It is a pleasure to follow Andrew Selous.
In my speech, I shall concentrate mostly on business rates. The Chancellor was right to say that the business rates scheme must better reflect the digital economy—firms such as Amazon have had an unfair advantage over high-street companies for far too long—but I suspect that some business people will be sceptical about the Chancellor’s announcement that he is to conduct a review of business rates. The last Chancellor, Mr Osborne, proposed a review in the run-up to the 2015 general election, but we have seen nothing of it.
We must also bear in mind that the Chancellor is now trying to repair a business rates scheme which the Government damaged by refusing to carry out the previous revaluation. It is because they did not publish revaluation results in 2015, delaying until this year, that businesses in towns such as Rochdale had to carry a disproportionate burden for additional years when their rateable value had actually fallen as a result of the impact of the recession. Businesses in London, and particularly in the south-east, were advantaged by the revaluation cancellation. Businesses in Rochdale and similar towns will now be sceptical about the new £50 cap on any business rates increase, not least because no such limit was offered to them when they were experiencing difficulties in 2014, 2015 and 2016.
CAMRA, the Campaign for Real Ale, has been right to raise concerns about business rates affecting public houses. As Members will know, pubs’ business rates are based on turnover rather than rent levels. It does not matter whether they are profitable. In many respects, that is a tax on entrepreneurialism, because someone who builds up a business will pay a lot more in business rates. I think that those who conduct the review should consider looking into how pubs’ business rates are determined.
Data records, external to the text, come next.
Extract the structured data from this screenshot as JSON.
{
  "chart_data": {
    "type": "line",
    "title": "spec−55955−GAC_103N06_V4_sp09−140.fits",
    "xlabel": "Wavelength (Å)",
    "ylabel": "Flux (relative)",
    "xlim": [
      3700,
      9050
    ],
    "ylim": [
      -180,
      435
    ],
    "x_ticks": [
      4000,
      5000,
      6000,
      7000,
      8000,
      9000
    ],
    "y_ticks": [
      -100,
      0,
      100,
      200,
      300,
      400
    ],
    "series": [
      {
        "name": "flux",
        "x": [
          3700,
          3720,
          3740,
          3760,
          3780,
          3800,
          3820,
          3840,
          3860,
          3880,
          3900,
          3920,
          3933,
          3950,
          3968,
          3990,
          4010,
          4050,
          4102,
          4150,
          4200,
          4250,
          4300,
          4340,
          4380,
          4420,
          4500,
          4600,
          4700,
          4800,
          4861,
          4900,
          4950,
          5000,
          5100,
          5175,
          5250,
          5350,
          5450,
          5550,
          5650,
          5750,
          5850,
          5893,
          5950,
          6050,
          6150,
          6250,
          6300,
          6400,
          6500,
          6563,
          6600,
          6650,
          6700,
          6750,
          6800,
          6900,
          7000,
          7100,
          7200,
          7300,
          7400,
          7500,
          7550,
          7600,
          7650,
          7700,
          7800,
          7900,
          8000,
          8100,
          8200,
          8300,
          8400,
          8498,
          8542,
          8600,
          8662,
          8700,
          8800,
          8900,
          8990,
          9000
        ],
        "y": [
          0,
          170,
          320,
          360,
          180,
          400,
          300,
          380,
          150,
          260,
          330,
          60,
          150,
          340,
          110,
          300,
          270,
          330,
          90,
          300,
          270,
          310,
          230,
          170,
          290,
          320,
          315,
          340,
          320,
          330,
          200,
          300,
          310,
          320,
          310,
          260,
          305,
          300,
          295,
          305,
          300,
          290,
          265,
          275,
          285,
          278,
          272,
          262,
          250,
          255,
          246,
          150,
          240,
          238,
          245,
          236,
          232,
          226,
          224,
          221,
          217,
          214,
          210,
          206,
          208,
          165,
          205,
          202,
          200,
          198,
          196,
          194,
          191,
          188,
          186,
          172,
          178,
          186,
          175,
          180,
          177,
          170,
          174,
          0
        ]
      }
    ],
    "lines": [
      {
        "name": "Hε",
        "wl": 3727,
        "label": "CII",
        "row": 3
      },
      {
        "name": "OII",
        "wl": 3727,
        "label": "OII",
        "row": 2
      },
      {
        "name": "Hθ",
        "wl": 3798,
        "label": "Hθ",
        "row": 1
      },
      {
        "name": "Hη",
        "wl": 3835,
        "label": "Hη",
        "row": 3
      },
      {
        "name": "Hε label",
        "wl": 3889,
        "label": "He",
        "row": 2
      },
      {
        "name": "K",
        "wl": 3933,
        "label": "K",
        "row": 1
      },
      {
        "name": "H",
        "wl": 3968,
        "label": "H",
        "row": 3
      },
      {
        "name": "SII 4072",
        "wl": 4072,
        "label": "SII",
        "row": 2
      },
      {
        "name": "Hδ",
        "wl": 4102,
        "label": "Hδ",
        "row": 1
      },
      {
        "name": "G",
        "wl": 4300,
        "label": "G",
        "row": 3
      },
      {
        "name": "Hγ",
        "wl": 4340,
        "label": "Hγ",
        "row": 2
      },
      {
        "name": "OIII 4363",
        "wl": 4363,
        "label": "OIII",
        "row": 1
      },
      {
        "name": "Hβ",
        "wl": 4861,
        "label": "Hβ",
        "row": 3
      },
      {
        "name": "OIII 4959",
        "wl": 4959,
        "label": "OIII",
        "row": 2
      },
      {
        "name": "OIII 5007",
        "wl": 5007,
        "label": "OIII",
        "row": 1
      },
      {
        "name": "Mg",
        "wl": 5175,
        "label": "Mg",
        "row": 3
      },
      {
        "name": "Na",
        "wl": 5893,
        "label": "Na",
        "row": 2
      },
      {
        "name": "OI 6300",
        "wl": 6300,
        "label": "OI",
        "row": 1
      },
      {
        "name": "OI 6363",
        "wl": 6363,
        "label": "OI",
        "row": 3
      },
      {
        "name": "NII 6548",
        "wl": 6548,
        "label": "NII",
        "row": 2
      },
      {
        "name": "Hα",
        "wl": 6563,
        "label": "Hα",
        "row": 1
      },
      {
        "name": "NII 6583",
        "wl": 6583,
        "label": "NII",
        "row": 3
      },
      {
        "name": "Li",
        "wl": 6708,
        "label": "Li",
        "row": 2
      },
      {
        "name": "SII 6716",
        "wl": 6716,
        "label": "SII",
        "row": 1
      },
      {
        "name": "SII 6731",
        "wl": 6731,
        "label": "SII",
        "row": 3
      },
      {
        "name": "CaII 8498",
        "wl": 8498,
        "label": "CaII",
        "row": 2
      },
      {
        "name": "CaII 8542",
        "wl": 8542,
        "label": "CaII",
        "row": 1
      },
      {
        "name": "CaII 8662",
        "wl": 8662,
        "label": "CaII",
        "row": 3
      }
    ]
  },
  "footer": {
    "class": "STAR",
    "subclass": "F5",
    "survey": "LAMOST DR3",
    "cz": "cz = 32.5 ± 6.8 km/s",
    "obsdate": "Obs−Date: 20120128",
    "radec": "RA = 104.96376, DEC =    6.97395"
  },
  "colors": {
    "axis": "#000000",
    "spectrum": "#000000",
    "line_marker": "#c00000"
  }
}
The Chancellor has announced a £1,000 discount for what we are told will be about 90% of pubs. While I am sure that that will be welcome, I suspect that it will not go very far, and that it will be “small beer” for pubs that face major business rate increases this year. The Baum in Rochdale, which was the national CAMRA pub of the year in 2012, faces a rateable value rise of a whopping 377%. I cannot help thinking that a £1,000 discount will not go that far in helping that particular business.
The Chancellor also announced a £300 million discretionary fund for local government. Rochdale council has already led the way in devising a business rates reduction scheme to help new independent retailers in our town centre, so I understand the logic, but we now need to see how that £300 million will be shared between local authorities across the country. If it follows other Government funding for councils, it could well fail to reach the parts of the country that really need it.
Talking of business rates and local government, I believe that the Government were right to adopt a 50% business rate retention scheme for local authorities, and I welcome the piloting of a 100% retention scheme. That should help to drive local economic development, and I hope that councils will step up to the mark. I would make the general observation that Surrey council’s situation is clearly a sweetheart deal; no other such authority has been offered that kind of deal so far.
Let me conclude by making a couple of brief points. First, there must be a proper review of the whole business rates scheme, including the Valuation Office Agency, which clearly is not fit for purpose. Secondly, I welcome councils retaining business rates, but the Government must now give local authorities more freedom over how they allocate, set and collect this tax. Thirdly, to avoid any more scepticism around business rates among businesspeople, the Government need finally to overhaul them to the point where they are seen as fair and equitable across all towns and cities in the country, not just some.